Implied odds are slightly different. They take the expected total amount of the pot when the hand is completed into consideration when making a call after the Flop or Turn. For example, imagine you are at a No-Limit table and three other players are in the pot with you. You have two Hearts in your hand and there are two face up on the Flop. This gives you nine outs (the nine hearts you cannot see). You have approximately a 1 in 5 chance of seeing a Heart on the Turn to make your Flush.
If there is currently $12 in the pot and the bet to you is $3, it does not make sense to call the bet if you are only considering Pot Odds. Your chance of seeing a useful card is 1 in 5, while you are paying 1 / 4 of the amount of the pot to stay in the hand. However, in this case it does make sense to call if you are considering Implied Odds. There is another round of betting after the Turn and a final round of betting after the River. All it takes on those two betting rounds is for $4 of the other player’s money to make it into the pot for the odds to swing in your favor. In a No-Limit Hold’Em game like this one you will probably win much more than $4 extra if you get your Flush on the Turn.

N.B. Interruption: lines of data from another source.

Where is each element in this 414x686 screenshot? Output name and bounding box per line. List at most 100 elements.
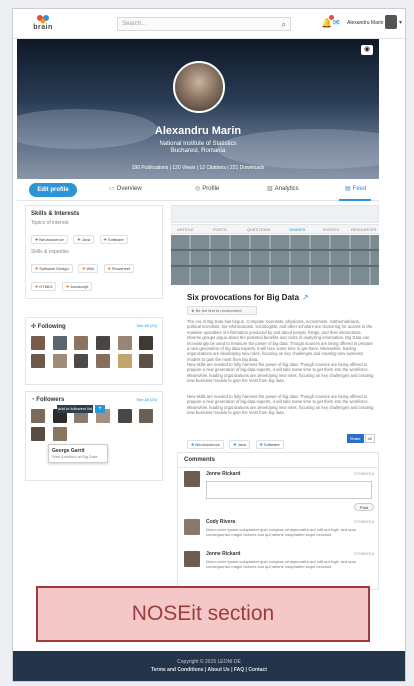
- edit-profile-button[interactable]: Edit profile: [29, 183, 77, 197]
- expertise-chip[interactable]: ✚Javascript: [61, 282, 93, 291]
- followers-card: ◔ Followers See All (23) George Garrit W…: [25, 391, 163, 481]
- tab-shares[interactable]: SHARES: [289, 227, 305, 232]
- topic-chip[interactable]: ✚Java: [73, 235, 95, 244]
- post-comment-button[interactable]: Post: [354, 503, 374, 511]
- institution-name: National Institute of Statistics: [159, 141, 237, 147]
- post-cover-image[interactable]: [171, 235, 379, 285]
- search-icon[interactable]: ⌕: [282, 20, 286, 30]
- follower-avatar[interactable]: [139, 409, 154, 423]
- logo-text: brain: [33, 24, 53, 31]
- tab-profile[interactable]: ◎ Profile: [195, 185, 219, 192]
- following-avatar[interactable]: [74, 336, 89, 350]
- logo[interactable]: brain: [31, 14, 55, 31]
- camera-icon[interactable]: ◉: [361, 45, 373, 55]
- analytics-icon: ▥: [267, 186, 273, 192]
- tag-icon: ✚: [77, 237, 81, 242]
- followers-see-all-link[interactable]: See All (23): [136, 397, 157, 402]
- tab-overview[interactable]: ▭ Overview: [109, 185, 142, 192]
- following-avatar[interactable]: [52, 354, 67, 368]
- following-avatar[interactable]: [139, 336, 154, 350]
- tab-events[interactable]: EVENTS: [323, 227, 339, 232]
- post-tag[interactable]: ✚Software: [255, 440, 284, 449]
- post-paragraph: New skills are needed to fully harness t…: [187, 394, 374, 416]
- expertise-label: Skills & expertise: [31, 249, 70, 255]
- tab-analytics[interactable]: ▥ Analytics: [267, 185, 299, 192]
- post-paragraph: The era of Big Data has begun. Computer …: [187, 319, 373, 362]
- tag-icon: ✚: [191, 442, 195, 447]
- comment-author[interactable]: Cody Rivera: [206, 519, 235, 525]
- expertise-text: Flowsheet: [111, 266, 131, 271]
- post-tag-label: Software: [263, 442, 280, 447]
- profile-icon: ◎: [195, 186, 201, 192]
- tab-article[interactable]: ARTICLE: [177, 227, 194, 232]
- following-grid: [31, 336, 157, 368]
- plus-icon[interactable]: +: [95, 405, 105, 413]
- tab-resources[interactable]: RESOURCES: [351, 227, 376, 232]
- following-avatar[interactable]: [95, 336, 110, 350]
- avatar[interactable]: [184, 551, 200, 567]
- skills-title: Skills & Interests: [31, 211, 80, 217]
- comment-input[interactable]: [206, 481, 372, 499]
- expertise-chip[interactable]: ✚Wiki: [78, 264, 99, 273]
- post-tag[interactable]: ✚Java: [229, 440, 251, 449]
- external-link-icon[interactable]: ↗: [302, 293, 309, 302]
- followers-title-text: Followers: [36, 397, 65, 403]
- footer: Copyright © 2015 LEONI DE Terms and Cond…: [13, 651, 405, 681]
- post-tag[interactable]: ✚Neuroscience: [187, 440, 224, 449]
- following-avatar[interactable]: [31, 354, 45, 368]
- topics-list: ✚Neuroscience ✚Java ✚Software: [31, 228, 157, 246]
- follower-avatar[interactable]: [117, 409, 132, 423]
- follower-avatar[interactable]: [31, 427, 45, 441]
- post-title[interactable]: Six provocations for Big Data ↗: [187, 293, 309, 302]
- following-avatar[interactable]: [117, 354, 132, 368]
- share-button[interactable]: Share: [346, 434, 364, 443]
- chevron-down-icon[interactable]: ▾: [399, 19, 402, 26]
- following-see-all-link[interactable]: See All (23): [136, 323, 157, 328]
- username[interactable]: Alexandru Marin: [347, 20, 383, 26]
- notifications-icon[interactable]: 🔔: [321, 15, 335, 29]
- tag-icon: ✚: [35, 266, 39, 271]
- tab-posts[interactable]: POSTS: [213, 227, 227, 232]
- topic-chip[interactable]: ✚Software: [99, 235, 128, 244]
- tab-analytics-label: Analytics: [274, 186, 299, 192]
- profile-institution: National Institute of Statistics Buchare…: [17, 141, 379, 155]
- mail-icon[interactable]: ✉: [333, 18, 340, 27]
- comment-compose: Jonne Rickard 27/08/2015 Post: [184, 471, 374, 515]
- following-avatar[interactable]: [52, 336, 67, 350]
- profile-photo[interactable]: [173, 61, 225, 113]
- avatar[interactable]: [385, 15, 397, 29]
- following-avatar[interactable]: [74, 354, 89, 368]
- recommend-button[interactable]: ★ Be the first to recommend: [187, 306, 257, 315]
- comment-item: Jonne Rickard 27/08/2015 Nemo enim ipsam…: [184, 551, 374, 579]
- top-navigation: brain Search... ⌕ 🔔 ✉ Alexandru Marin ▾: [13, 9, 405, 39]
- tab-profile-label: Profile: [202, 186, 220, 192]
- add-follower-button[interactable]: Add to followers list: [57, 405, 93, 413]
- share-widget: Share 42: [346, 434, 375, 443]
- search-input[interactable]: Search... ⌕: [117, 17, 291, 31]
- topic-label: Java: [81, 237, 91, 242]
- post-tags: ✚Neuroscience ✚Java ✚Software Share 42: [187, 433, 375, 451]
- institution-location: Bucharest, Romania: [170, 148, 226, 154]
- post-title-text: Six provocations for Big Data: [187, 293, 300, 302]
- comment-text: Nemo enim ipsam voluptatem quia voluptas…: [206, 559, 356, 569]
- expertise-chip[interactable]: ✚Flowsheet: [103, 264, 135, 273]
- following-avatar[interactable]: [117, 336, 132, 350]
- tab-questions[interactable]: QUESTIONS: [247, 227, 271, 232]
- comment-text: Nemo enim ipsam voluptatem quia voluptas…: [206, 527, 356, 537]
- expertise-chip[interactable]: ✚Software Design: [31, 264, 73, 273]
- following-avatar[interactable]: [139, 354, 154, 368]
- followers-grid: [31, 409, 157, 441]
- footer-links[interactable]: Terms and Conditions | About Us | FAQ | …: [13, 667, 405, 673]
- post-tag-label: Neuroscience: [195, 442, 220, 447]
- follower-avatar[interactable]: [31, 409, 45, 423]
- comment-author[interactable]: Jonne Rickard: [206, 551, 240, 557]
- expertise-chip[interactable]: ✚HTML5: [31, 282, 57, 291]
- following-avatar[interactable]: [95, 354, 110, 368]
- overview-icon: ▭: [109, 186, 115, 192]
- follower-avatar[interactable]: [52, 427, 67, 441]
- following-avatar[interactable]: [31, 336, 45, 350]
- tag-icon: ✚: [35, 284, 39, 289]
- tab-feed[interactable]: ▤ Feed: [345, 185, 366, 192]
- topic-chip[interactable]: ✚Neuroscience: [31, 235, 68, 244]
- avatar[interactable]: [184, 519, 200, 535]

If you assume there will be $30 in the pot at the end of the hand, a very likely scenario with three other players in the pot with you, your Implied Odds are exceptional. You are paying 1 /10th of the pot ($3 of $30), but you have a 1 in 5 chance to get the card you need.
Of course it is important to know the other players in the hand. If you know the guy behind you is wild and has been raising everything, you have to consider that it will probably cost you more than $3 to stay in the hand. If you don’t have a good kicker and suspect someone else of being on a Flush draw too, you should probably fold. The perfect Implied Odds situation consists of a large number of calling stations (players that will chase cards and call any bet).
Predicting the final size of the pot is difficult to do. It takes experience and attention to the game at hand, but once you get it, a whole new realm of winning possibilities will open up to you. It is a very profitable skill to learn.